XML Processing Help

Technical Question
, , , ,
1

Hey, if I have an event that is coming into Crible Stream, with format of “<?xml version="1.0" encoding="UTF-8"?>” how would I convert the event to JSON?
I see the use of C.Text.parseXml(_raw, false), but that doesnt seem to parse it properly for me. Maybe I’m doing it wrong, but it doesnt seem to get parsed. How would I do that? Tools such as NiFi can convert from XML to JSON easily and quickly, but this seems a bit harder.

2

Can you share a sanitized or stripped down example XML you’re having trouble parsing? Does each event start with <?xml> tag, or a file with multiple events?

3

@eugene its similar to McAfee HBSS data such as:

<?xml version="1.0" encoding="UTF-8"?>
<SCORData>
    <MachineInfo>
        <MachineName>HOSTNAME</MachineName>
        <AgentGUID>GUID HERE</AgentGUID>
        <IPAddress>127.0.0.1</IPAddress>
        <OSName>Windows 8 Workstation</OSName>
        <UserName>SYSTEM</UserName>
        <TimeZoneBias>-60</TimeZoneBias>
        <RawMACAddress>123456789012</RawMACAddress>
    </MachineInfo>
    <SCORSoftware ProductName="Solidifier" ProductVersion="8.2.0.140" ProductFamily="Secure">
        <SCOREvent>
            <EventID>12321</EventID>
            <Severity>1</Severity>
            <GMTTime>2000-11-21T11:31:57</GMTTime>
            <SCORevent_name>COMMAND_EXECUTED</SCORevent_name>
            <SCORevt_id>8</SCORevt_id>
            <SCORevt_type>EVT_CAT_TYPE_INFO</SCORevt_type>
            <SCORevt_sink>7</SCORevt_sink>
            <SCORseq_no>1</SCORseq_no>
            <SCORtime_stamp>1637494316200</SCORtime_stamp>
            <SCORserver_state>0</SCORserver_state>
            <SCORend_time>Sun Nov 21 2000 12:31:56</SCORend_time>
            <SCORuser_name>...</SCORuser_name>
            <SCORcmd_line>...</SCORcmd_line>
            <SCORstatus>0</SCORstatus>
        </SCOREvent>
    </SCORSoftware>
</SCORData>
4

This setup worked for me. Can you check where yours differs?

image
image1187×647 78.4 KB

5

@eugene It looks like that works. Thanks. That helps. Would be nice to have that included in the official documentation

6

Glad it helped! Please mark the answer as the Solution when you have a chance.

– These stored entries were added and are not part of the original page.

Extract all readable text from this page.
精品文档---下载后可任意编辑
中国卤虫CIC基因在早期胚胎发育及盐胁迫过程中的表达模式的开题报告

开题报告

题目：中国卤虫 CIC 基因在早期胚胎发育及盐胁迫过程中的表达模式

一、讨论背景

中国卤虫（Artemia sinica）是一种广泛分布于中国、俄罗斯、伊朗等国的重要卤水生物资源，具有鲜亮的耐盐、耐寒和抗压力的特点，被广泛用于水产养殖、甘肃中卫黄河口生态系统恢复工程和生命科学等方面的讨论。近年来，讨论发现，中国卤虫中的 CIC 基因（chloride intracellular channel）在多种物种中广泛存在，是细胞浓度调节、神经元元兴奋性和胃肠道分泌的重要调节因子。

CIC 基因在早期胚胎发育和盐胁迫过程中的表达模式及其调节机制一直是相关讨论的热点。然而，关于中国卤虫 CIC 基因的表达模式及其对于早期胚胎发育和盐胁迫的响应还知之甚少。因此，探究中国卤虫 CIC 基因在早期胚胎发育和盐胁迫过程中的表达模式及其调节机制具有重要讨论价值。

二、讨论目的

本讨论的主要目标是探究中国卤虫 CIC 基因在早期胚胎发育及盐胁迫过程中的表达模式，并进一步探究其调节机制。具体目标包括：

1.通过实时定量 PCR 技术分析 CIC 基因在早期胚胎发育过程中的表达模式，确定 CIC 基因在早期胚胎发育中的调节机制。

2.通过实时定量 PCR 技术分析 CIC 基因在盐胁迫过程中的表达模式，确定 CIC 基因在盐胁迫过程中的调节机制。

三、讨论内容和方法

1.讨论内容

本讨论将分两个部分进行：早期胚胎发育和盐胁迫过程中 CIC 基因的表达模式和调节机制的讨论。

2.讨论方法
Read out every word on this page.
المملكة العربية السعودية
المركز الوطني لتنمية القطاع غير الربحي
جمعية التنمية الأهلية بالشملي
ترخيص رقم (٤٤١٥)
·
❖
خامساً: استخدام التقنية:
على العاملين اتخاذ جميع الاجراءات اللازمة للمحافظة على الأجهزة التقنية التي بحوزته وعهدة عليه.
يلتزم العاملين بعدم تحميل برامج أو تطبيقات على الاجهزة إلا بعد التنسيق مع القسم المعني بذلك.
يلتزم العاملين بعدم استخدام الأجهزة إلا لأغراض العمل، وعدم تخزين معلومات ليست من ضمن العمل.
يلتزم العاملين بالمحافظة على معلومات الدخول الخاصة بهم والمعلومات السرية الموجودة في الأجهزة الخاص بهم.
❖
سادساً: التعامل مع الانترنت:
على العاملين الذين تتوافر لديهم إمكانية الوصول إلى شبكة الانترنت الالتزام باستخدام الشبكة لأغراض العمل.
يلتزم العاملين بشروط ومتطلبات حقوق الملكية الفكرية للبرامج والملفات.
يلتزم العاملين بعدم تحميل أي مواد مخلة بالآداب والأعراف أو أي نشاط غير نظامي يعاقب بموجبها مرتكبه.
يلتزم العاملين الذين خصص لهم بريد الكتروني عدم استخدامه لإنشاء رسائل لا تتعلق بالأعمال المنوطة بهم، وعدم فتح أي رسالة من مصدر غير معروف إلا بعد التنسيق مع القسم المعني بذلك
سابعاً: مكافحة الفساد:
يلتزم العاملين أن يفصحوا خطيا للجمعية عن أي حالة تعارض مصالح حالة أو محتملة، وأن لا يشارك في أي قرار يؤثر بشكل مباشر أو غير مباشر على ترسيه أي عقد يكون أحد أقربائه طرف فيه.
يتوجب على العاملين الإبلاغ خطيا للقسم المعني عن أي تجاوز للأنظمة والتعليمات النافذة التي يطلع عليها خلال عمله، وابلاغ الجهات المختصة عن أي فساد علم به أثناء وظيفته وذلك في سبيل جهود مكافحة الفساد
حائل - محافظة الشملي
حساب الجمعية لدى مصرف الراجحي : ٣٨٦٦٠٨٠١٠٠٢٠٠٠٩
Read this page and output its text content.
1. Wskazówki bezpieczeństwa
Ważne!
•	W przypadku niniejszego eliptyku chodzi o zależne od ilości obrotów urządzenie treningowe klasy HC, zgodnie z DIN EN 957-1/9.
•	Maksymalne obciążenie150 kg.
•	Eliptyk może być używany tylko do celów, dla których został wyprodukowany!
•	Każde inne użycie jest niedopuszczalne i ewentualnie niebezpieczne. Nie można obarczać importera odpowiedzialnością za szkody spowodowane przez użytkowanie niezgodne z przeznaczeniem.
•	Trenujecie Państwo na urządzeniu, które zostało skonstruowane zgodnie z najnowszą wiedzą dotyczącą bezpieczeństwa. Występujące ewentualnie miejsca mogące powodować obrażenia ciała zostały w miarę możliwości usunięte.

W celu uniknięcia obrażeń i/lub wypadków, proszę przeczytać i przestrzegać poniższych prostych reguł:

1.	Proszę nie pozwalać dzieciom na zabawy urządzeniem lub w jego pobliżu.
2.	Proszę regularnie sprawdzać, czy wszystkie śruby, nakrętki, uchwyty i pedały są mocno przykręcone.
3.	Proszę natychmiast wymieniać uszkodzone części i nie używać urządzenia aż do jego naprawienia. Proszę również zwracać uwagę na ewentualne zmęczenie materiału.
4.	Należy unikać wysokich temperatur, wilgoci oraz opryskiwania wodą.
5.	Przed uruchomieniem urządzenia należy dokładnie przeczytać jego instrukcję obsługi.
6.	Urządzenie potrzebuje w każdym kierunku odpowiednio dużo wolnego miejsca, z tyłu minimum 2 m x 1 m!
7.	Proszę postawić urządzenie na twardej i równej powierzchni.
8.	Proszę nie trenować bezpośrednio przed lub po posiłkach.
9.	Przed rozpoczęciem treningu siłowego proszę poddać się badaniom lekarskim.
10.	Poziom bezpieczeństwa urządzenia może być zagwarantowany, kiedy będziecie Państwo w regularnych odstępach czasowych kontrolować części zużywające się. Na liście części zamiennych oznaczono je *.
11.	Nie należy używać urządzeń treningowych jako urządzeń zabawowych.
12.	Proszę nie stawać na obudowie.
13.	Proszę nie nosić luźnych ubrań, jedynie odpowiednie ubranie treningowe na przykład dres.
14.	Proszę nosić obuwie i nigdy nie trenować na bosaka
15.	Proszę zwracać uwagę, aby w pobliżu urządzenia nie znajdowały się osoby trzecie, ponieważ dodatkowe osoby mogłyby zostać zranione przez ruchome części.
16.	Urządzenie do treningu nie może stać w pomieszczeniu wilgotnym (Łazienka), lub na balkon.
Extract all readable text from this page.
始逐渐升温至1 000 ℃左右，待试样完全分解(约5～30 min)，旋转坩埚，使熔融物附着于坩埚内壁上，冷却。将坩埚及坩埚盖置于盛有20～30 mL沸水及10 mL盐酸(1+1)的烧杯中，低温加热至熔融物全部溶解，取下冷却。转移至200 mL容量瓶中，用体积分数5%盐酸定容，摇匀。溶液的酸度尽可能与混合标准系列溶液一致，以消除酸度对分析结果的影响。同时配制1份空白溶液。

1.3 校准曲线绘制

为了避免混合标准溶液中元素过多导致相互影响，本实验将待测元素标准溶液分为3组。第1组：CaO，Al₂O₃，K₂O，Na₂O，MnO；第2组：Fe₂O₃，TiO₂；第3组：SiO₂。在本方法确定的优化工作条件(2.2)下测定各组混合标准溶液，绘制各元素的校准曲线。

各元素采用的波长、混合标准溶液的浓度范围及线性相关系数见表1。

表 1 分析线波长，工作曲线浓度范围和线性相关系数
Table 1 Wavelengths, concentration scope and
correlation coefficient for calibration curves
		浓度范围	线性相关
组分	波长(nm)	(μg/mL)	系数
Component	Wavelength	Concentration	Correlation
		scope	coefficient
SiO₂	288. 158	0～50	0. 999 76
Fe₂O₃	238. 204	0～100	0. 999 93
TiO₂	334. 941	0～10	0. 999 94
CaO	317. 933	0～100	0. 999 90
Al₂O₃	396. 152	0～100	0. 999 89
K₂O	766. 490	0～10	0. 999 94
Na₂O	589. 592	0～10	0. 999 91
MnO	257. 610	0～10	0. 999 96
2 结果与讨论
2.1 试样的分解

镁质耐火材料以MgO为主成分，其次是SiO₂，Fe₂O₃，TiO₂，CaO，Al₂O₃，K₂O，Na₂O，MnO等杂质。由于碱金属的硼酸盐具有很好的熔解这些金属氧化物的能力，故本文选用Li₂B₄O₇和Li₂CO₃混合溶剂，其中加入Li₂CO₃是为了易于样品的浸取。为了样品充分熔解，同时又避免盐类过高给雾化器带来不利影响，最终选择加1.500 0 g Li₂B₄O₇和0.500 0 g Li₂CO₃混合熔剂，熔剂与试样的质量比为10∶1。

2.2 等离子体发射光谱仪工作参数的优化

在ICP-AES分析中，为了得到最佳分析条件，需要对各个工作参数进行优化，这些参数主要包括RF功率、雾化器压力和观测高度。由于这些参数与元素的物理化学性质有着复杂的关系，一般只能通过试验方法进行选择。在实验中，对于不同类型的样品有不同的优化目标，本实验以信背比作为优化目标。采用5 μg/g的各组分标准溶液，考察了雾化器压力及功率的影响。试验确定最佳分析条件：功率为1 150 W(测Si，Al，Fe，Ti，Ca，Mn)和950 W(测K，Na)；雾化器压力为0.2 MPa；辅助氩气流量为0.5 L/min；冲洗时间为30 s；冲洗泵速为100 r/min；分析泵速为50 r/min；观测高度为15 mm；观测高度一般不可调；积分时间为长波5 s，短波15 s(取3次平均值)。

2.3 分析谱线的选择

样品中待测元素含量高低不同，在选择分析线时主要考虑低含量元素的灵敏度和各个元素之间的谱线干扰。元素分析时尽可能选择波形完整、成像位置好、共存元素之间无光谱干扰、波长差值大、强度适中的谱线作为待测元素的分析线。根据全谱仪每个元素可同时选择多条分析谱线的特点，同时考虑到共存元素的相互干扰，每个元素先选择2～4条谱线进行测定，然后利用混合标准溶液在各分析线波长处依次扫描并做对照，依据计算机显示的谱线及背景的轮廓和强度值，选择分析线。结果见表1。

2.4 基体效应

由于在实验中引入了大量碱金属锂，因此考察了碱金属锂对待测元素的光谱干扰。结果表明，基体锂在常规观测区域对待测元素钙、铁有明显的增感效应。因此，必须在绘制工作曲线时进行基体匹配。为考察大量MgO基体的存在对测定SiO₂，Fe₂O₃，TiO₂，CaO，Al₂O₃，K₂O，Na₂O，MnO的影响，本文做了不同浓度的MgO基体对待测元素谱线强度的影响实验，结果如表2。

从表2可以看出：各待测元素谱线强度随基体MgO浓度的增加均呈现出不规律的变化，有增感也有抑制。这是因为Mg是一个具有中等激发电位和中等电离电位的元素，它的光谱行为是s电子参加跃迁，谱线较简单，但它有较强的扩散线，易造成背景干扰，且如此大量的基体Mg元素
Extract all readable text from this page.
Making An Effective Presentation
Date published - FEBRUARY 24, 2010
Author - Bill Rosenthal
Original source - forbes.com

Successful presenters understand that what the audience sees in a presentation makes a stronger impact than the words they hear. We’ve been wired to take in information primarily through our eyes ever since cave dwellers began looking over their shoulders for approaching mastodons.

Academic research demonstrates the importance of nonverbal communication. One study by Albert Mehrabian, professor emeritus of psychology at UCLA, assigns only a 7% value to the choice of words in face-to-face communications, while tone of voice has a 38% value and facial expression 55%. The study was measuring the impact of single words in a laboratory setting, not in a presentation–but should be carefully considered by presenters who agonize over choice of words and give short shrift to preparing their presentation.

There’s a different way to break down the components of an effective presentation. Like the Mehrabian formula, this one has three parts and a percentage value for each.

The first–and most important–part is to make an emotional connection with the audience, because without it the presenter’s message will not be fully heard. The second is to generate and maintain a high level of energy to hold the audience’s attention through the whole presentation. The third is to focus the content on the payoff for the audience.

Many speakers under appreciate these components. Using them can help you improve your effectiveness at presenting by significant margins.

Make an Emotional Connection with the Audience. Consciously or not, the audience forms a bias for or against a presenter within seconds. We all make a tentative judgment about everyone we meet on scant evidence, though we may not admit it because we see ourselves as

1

I’ll talk to the docs team about making an update. What was the new insight you gained from my answer? How was it different from what you were trying to do?

7

@eugene the documentation Reducing Windows XML Events | Cribl Docs shows that it can be run like: C.Text.parseXml(_raw, false) so with 2 variables not 1 in the parenthesis. C.Text.parseXml(_raw, false) , which is different than what worked of C.Text.parseXml(_raw)

1 UpGoat
8

Strange. With the sample you shared, C.Text.parseXml(_raw,false) works (as does true) just as well for me. I wonder if something else.